Feds Propose New Encryption Standard

After a three-year worldwide competition, the U.S. Department of Commerce this week announced that an encryption algorithm from Belgium has been proposed as the new Advanced Encryption Standard (AES) for the U.S.

The competition, which involved some of the world's leading cryptographers from 12 countries, was organized by the National Institute of Standards and Technology (NIST), an agency of the Commerce Department's Technology Administration. After a 90-day period for public comment, NIST will revise the proposed standard, if necessary, and submit it to the commerce secretary for adoption. The process is expected to be completed by spring.

While the proposed algorithm - called Rijndael - is intended to protect sensitive information in federal computer systems, it's expected to be adopted widely by the private sector, especially in the financial services industry.

Gen Rao, vice president of the eSpace Security Center at The Chase Manhattan Bank in New York, said the bank "is poised to implement, over time, through a network of the bank's new security product vendors, the NIST's new AES, which will bring about increased security, performance and flexibility."

Mark Bouchard, an analyst at Meta Group Inc. in Stamford, Conn., noted in the company's online newsletter that he expects the Rijndael algorithm to ultimately displace the Data Encryption Standard (DES) for both government and business applications. But he advised against adopting prestandard versions of the AES because they could pose potential interoperability problems. According to Bouchard, a fast switch to the new algorithm isn't warranted, "given continued suitability/strength of Triple DES."

Algorithms are mathematical formulas that form the central component of computer encryption systems used to secure e-mail, e-commerce transactions and other sensitive data. The AES will replace DES, which NIST adopted in 1977 to protect sensitive, unclassified information. A more secure variant of DES, called Triple DES, is now widely used in the private sector.

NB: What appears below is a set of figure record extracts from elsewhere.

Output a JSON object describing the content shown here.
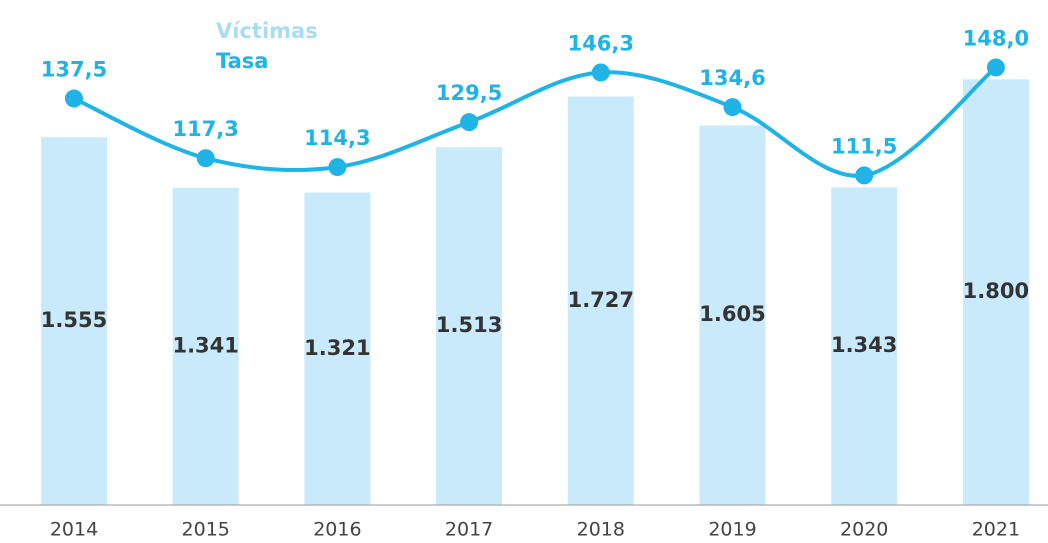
{
  "chart_data": {
    "type": "bar",
    "categories": [
      "2014",
      "2015",
      "2016",
      "2017",
      "2018",
      "2019",
      "2020",
      "2021"
    ],
    "series": [
      {
        "name": "Víctimas",
        "color": "#c8eafb",
        "legend_color": "#a8dcf5",
        "values": [
          1555,
          1341,
          1321,
          1513,
          1727,
          1605,
          1343,
          1800
        ],
        "value_labels": [
          "1.555",
          "1.341",
          "1.321",
          "1.513",
          "1.727",
          "1.605",
          "1.343",
          "1.800"
        ]
      },
      {
        "name": "Tasa",
        "type": "line",
        "axis": "y2",
        "color": "#1fb3e6",
        "values": [
          137.5,
          117.3,
          114.3,
          129.5,
          146.3,
          134.6,
          111.5,
          148.0
        ],
        "value_labels": [
          "137,5",
          "117,3",
          "114,3",
          "129,5",
          "146,3",
          "134,6",
          "111,5",
          "148,0"
        ]
      }
    ],
    "ylim": [
      0,
      2000
    ],
    "y2lim": [
      0,
      160
    ]
  }
}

Rijndael was developed by Belgian cryptographers Joan Daemen at Proton World International and Vincent Rijmen at Katholieke Universiteit Leuven (Catholic University of Leuven).

Each candidate algorithm was required to support key sizes of 128, 192 and 256 bits. They were evaluated for the strength of their security, as well as for their speed and versatility across a variety of computer platforms.

According to NIST, Rijndael was selected because it had the best combination of security, efficiency, implementability and flexibility. A technical analysis of the AES candidates is posted on NIST's Web site.

"Rijndael showed exceptional performance on most platforms and has low memory requirements," said NIST director Raymond G. Kammer. He said development kits for the AES were expected to be available this week.

Kammer said analysis found that none of the algorithms under consideration had intellectual-property conflicts. Developers submitting algorithms for review were required to provide the algorithms free of royalty payments. Developers of the algorithms receive no remuneration for their work.

During the selection process, some evaluators suggested that two algorithms be selected as the AES. Kammer said that idea was rejected as impractical. He cautioned that encryption algorithms have limited life spans. "If Moore's Law continues and quantum computing does not manifest itself, this should have about a 30-year run," he said.